Bestimmende Faktoren für die Finanzmärkte sind natürlich die Inflation und die Zinspolitik der Notenbanken. Derzeit glauben die Notenbanker teilweise noch, dass die derzeit recht hohe Inflation bald wieder sinken wird. Früher oder später werden sie aber gegensteuern und die Zinsen anheben.

Aktien als Inflationsschutz

Für die Aktienmärkte sind höhere Zinsen nach der Schulmeinung „Gift“. Man müsse aber differenzieren, betont Rosinger: „Es gibt auch unter den Aktien Inflationsgewinner.“ Natürlich würde sich die Situation eines hochverschuldeten Immobilienkonzerns wie z.B. Evergrande durch Zinserhöhungen noch weiter zuspitzen. Wenn aber Unternehmen eine sehr hohe Eigenkapitalquote sowie ein konjunkturresistentes Geschäftsmodell haben und höhere Preise auf dem Markt durchsetzen können, dann steigern sie ihre Profite auch in einem inflationären Szenario. „Solche Aktien würden auch einen Inflationsschutz bieten,“ so Rosinger.

Erfolgreiche Börsengänge

Für Börsengänge war 2021 ein Rekordjahr. Nach Einschätzung von Rosinger, der selbst CEO und Mehrheitseigentümer der Rosinger Group ist und weltweit bisher 67 Unternehmen an die Börse geführt hat, bleibt das Umfeld dafür auch im Jahr 2022 gut. Es ist viel Kapital vorhanden, die Unternehmen sind gut aufgestellt. Vor allem aber gibt es in vielen Unternehmen ein Umdenken, etwa durch die CO2-Bepreisung. Das beflügle neue Technologien und neue Geschäftsmodelle vor allem in den Bereichen Energietechnik und Digitalisierung.
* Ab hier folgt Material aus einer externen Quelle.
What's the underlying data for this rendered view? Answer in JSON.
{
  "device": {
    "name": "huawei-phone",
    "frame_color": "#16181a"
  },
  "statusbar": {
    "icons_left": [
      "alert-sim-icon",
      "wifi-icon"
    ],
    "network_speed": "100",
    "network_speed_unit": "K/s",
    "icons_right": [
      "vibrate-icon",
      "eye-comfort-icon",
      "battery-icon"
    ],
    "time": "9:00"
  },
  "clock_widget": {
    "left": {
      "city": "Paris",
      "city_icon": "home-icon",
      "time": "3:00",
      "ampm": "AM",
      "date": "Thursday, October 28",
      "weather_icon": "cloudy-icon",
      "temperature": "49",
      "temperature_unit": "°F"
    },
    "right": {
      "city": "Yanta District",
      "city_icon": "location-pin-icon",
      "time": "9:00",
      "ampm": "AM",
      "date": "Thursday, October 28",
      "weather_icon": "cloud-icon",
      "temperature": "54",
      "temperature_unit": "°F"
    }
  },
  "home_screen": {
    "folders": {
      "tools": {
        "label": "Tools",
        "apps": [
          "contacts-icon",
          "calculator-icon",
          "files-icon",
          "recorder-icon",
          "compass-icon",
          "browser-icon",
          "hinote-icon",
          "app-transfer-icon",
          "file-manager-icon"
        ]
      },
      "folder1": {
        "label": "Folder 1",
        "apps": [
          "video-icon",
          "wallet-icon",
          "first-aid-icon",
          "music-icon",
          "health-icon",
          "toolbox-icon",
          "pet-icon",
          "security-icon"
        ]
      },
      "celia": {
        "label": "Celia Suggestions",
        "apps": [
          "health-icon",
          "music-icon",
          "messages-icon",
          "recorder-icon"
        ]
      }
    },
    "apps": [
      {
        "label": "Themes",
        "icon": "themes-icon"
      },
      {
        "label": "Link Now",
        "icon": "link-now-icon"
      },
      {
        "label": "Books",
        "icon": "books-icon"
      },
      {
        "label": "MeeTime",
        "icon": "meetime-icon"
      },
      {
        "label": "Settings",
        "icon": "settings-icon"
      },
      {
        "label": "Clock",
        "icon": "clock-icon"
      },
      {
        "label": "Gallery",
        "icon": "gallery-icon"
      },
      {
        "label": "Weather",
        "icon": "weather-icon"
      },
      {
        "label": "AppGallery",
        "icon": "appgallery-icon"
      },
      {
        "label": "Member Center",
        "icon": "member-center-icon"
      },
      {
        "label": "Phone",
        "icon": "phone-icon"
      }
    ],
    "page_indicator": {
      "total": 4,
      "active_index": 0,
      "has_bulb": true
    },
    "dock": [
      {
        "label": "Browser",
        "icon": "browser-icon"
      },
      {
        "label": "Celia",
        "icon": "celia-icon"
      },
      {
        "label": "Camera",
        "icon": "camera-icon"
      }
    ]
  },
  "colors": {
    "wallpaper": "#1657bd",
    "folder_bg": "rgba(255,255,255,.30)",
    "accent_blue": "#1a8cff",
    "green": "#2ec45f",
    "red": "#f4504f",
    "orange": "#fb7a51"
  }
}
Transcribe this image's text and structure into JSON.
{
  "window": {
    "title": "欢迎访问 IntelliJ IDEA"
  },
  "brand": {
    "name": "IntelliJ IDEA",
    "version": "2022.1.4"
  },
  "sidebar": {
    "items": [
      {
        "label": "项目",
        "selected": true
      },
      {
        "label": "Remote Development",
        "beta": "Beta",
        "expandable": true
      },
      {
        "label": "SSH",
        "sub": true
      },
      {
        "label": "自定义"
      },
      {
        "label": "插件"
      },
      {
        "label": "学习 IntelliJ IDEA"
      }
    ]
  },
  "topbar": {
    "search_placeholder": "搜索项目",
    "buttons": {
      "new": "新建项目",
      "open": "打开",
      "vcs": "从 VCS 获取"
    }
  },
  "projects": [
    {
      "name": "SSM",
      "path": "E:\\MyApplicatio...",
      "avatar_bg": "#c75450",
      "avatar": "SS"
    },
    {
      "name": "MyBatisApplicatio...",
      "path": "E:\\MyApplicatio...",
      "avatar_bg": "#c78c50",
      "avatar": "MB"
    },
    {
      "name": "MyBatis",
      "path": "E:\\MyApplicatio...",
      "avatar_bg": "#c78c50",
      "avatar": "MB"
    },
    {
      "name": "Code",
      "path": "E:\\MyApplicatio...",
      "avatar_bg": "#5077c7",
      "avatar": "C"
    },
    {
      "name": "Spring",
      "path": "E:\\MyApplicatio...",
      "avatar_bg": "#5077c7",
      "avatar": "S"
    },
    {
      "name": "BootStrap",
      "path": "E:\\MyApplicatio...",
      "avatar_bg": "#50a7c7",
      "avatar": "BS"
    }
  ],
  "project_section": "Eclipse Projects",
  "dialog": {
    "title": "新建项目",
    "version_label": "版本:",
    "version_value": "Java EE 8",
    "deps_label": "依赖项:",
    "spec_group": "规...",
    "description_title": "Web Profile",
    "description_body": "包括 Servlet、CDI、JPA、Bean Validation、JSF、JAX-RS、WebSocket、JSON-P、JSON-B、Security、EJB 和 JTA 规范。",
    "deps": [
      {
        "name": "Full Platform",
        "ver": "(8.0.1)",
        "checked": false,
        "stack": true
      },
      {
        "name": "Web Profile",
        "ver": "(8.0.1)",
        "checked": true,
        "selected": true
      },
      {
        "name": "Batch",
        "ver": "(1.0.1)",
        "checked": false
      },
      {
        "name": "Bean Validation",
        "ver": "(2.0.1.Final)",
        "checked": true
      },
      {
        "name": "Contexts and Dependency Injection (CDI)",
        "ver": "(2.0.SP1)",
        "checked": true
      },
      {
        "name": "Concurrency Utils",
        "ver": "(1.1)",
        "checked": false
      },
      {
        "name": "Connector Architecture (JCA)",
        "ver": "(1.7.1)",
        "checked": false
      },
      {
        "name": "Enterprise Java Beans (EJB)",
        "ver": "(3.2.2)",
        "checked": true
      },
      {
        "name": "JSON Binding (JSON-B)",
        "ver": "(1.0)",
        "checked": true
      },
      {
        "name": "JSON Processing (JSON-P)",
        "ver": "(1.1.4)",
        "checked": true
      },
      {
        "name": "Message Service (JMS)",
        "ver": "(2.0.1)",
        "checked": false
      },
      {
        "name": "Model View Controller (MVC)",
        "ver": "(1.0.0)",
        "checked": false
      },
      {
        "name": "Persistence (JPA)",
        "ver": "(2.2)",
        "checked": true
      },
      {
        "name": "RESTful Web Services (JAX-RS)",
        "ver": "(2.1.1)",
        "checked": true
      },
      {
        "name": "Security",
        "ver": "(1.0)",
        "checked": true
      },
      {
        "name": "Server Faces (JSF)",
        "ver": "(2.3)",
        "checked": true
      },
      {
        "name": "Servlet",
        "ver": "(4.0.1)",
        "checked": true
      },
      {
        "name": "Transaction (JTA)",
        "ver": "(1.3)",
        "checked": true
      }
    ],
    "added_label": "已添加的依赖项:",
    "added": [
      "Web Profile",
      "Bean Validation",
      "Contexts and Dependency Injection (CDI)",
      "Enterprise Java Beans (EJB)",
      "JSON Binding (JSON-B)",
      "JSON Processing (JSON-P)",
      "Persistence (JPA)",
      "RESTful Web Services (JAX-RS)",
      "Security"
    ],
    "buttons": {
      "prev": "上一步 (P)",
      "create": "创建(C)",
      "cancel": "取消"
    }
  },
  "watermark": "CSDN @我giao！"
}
Dass einige der Börsengänge des Jahres 2021 derzeit „unter Wasser“ liegen, also unter ihrem Ausgabepreis notieren, ist laut Rosinger einfach zu erklären: „Da waren Möchtegern-Investmentbanker am Werk.“ Die zwei Listings Kostad und VOQUZ Labs, die Rosinger im Vorjahr durchführte, haben sich hingegen ausgezeichnet entwickelt. Das in Niederösterreich ansässige Unternehmen Kostad ist Marktführer bei der Schnellade-Infrastruktur für E-Autos. Seit Jahrzehnten im Bereich Steuerungstechnik tätig entschied man bei Kostad bereits vor 15 Jahren, sich mit dem damals noch völlig neuen Thema Elektromobilität zu beschäftigen. An diesem Technologievorsprung beißt sich die Konkurrenz heute die Zähne aus. Branchenexperten nennen Kostad oft „den österreichischen Tesla“, berichtet Rosinger. Er selbst gibt grundsätzlich keine Aktienempfehlungen.

Die im Bereich Digitalisierung tätige VOQUZ Labs AG kam ebenfalls im Vorjahr an die Börse und verzeichnete seither eine erfreuliche Kursentwicklung.

Warum auch Rüstungskonzerne?

Im Rosinger Index, der von der Wiener Börse berechnet wird, findet man auch Rüstungs- und Luftfahrtkonzerne wie das italienische Unternehmen Leonardo sowie Dassault Aviation und Safran aus Frankreich. Rosinger erklärt warum: „Diese Unternehmen sind auf den ersten Blick im Bereich Rüstung/Defense tätig und werden deshalb mit einem Kursabschlag gehandelt. Blickt man genauer hin, geht es bei ihnen auch sehr stark um mehr Energie-Effizienz und damit um Klimaschutz.“ Er habe bei diesen Aktien zugeschlagen, weil internationale Investoren das ebenfalls irgendwann erkennen werden und sich die Kurse dann positiv entwickeln sollten.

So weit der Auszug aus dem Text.